Lin Yun tidak takut pada binatang buas iblis itu, tetapi akan merepotkan jika dia terlibat dengan mereka. Lin Yun melompat menuruni gunung dan berjalan menyusuri jalan setapak, “Aku harus mencari Luo Han dulu.”
Banyak orang tewas di sepanjang jalan, semuanya rakyat biasa. Lin Yun menggelengkan kepalanya melihat pemandangan brutal itu dan melanjutkan perjalanannya. Tampaknya dia hanya bisa menghalangi satu sisi dari binatang buas iblis. Kekuatan individu tidak berarti apa-apa di hadapan gelombang binatang buas sebesar ini.
Tidak butuh waktu lama bagi Lin Yun untuk menemukan penduduk desa. Ada puluhan ribu orang yang berlarian panik. Selain Luo Han, ada beberapa kultivator lain yang melindungi mereka, serta mereka yang berada di Alam Istana Violet.
Setelah melihat Lin Yun, Luo Han bersorak gembira, “Ini Tuan Muda Lin. Dialah yang telah membunuh lebih dari seratus binatang buas iblis dengan pedang.”
Para ahli dari Alam Istana Violet semuanya menoleh ke arah Lin Yun. Ketika Lin Yun menyadari bahwa mereka adalah kultivator pengembara, dia terkejut.
“Hmph. Apakah kalian meremehkan kami, para kultivator pengembara? Ada banyak murid sekte, tetapi mereka hanya peduli pada hidup mereka sendiri.” Kata seorang kultivator pengembara saat melihat tatapan Lin Yun.
“Maaf soal itu.” Lin Yun terkejut.
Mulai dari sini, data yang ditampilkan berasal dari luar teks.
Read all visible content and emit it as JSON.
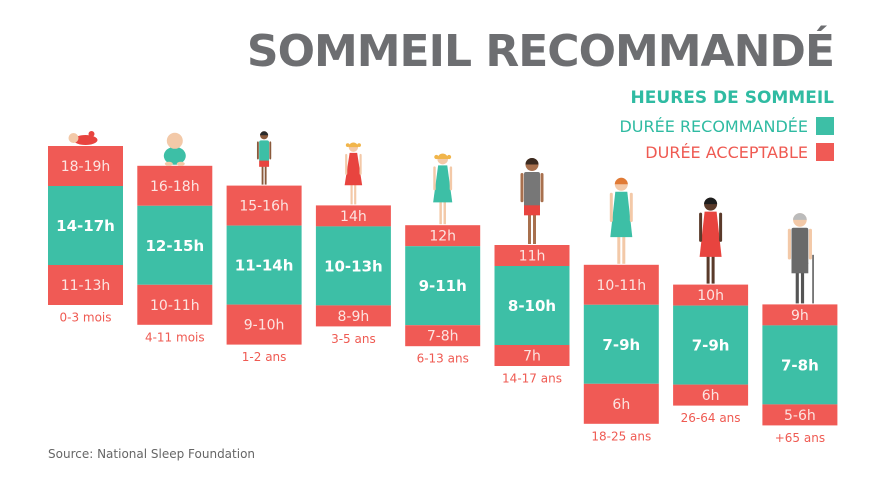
{
  "title": "SOMMEIL RECOMMANDÉ",
  "legend": {
    "heading": "HEURES DE SOMMEIL",
    "recommended": "DURÉE RECOMMANDÉE",
    "acceptable": "DURÉE ACCEPTABLE"
  },
  "source": "Source: National Sleep Foundation",
  "colors": {
    "recommended": "#3dbfa6",
    "acceptable": "#f05a55",
    "title": "#6d6e71",
    "age_label": "#ef5a52"
  },
  "chart_data": {
    "type": "bar",
    "categories": [
      "0-3 mois",
      "4-11 mois",
      "1-2 ans",
      "3-5 ans",
      "6-13 ans",
      "14-17 ans",
      "18-25 ans",
      "26-64 ans",
      "+65 ans"
    ],
    "series": [
      {
        "name": "DURÉE RECOMMANDÉE",
        "values": [
          [
            14,
            17
          ],
          [
            12,
            15
          ],
          [
            11,
            14
          ],
          [
            10,
            13
          ],
          [
            9,
            11
          ],
          [
            8,
            10
          ],
          [
            7,
            9
          ],
          [
            7,
            9
          ],
          [
            7,
            8
          ]
        ],
        "labels": [
          "14-17h",
          "12-15h",
          "11-14h",
          "10-13h",
          "9-11h",
          "8-10h",
          "7-9h",
          "7-9h",
          "7-8h"
        ]
      },
      {
        "name": "DURÉE ACCEPTABLE (haut)",
        "labels": [
          "18-19h",
          "16-18h",
          "15-16h",
          "14h",
          "12h",
          "11h",
          "10-11h",
          "10h",
          "9h"
        ]
      },
      {
        "name": "DURÉE ACCEPTABLE (bas)",
        "labels": [
          "11-13h",
          "10-11h",
          "9-10h",
          "8-9h",
          "7-8h",
          "7h",
          "6h",
          "6h",
          "5-6h"
        ]
      }
    ]
  }
}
Namun, itu masuk akal karena mereka bukanlah kultivator iblis. Adapun murid-murid sekte, orang bisa melihat hanya dengan melihat ketujuh jenius itu. Mereka bahkan lebih buruk daripada kultivator pengembara.
“Kita akan melindungi mereka. Kota-kota di dekatnya juga tidak aman. Gelombang monster itu terlalu tiba-tiba dan ukurannya belum pernah terjadi sebelumnya. Kita harus melindungi mereka di Kota Swordmire.” Seorang lelaki tua berkata dengan sungguh-sungguh.
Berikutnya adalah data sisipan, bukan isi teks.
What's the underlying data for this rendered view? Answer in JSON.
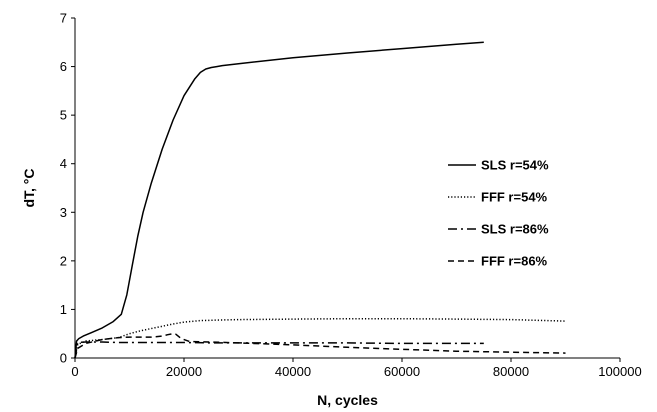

“Ya, para jenius dari Peringkat Awan Naga akan datang setelah mencapai Kota Swordmire bersama dengan para tetua Alam Jiwa Surgawi.”
Lin Yun teringat kata-kata Falling Aquatic Empyrean saat itu, bahwa akan ada sebuah kesempatan. Jadi, ternyata Falling Aquatic Empyrean tidak berbohong padanya!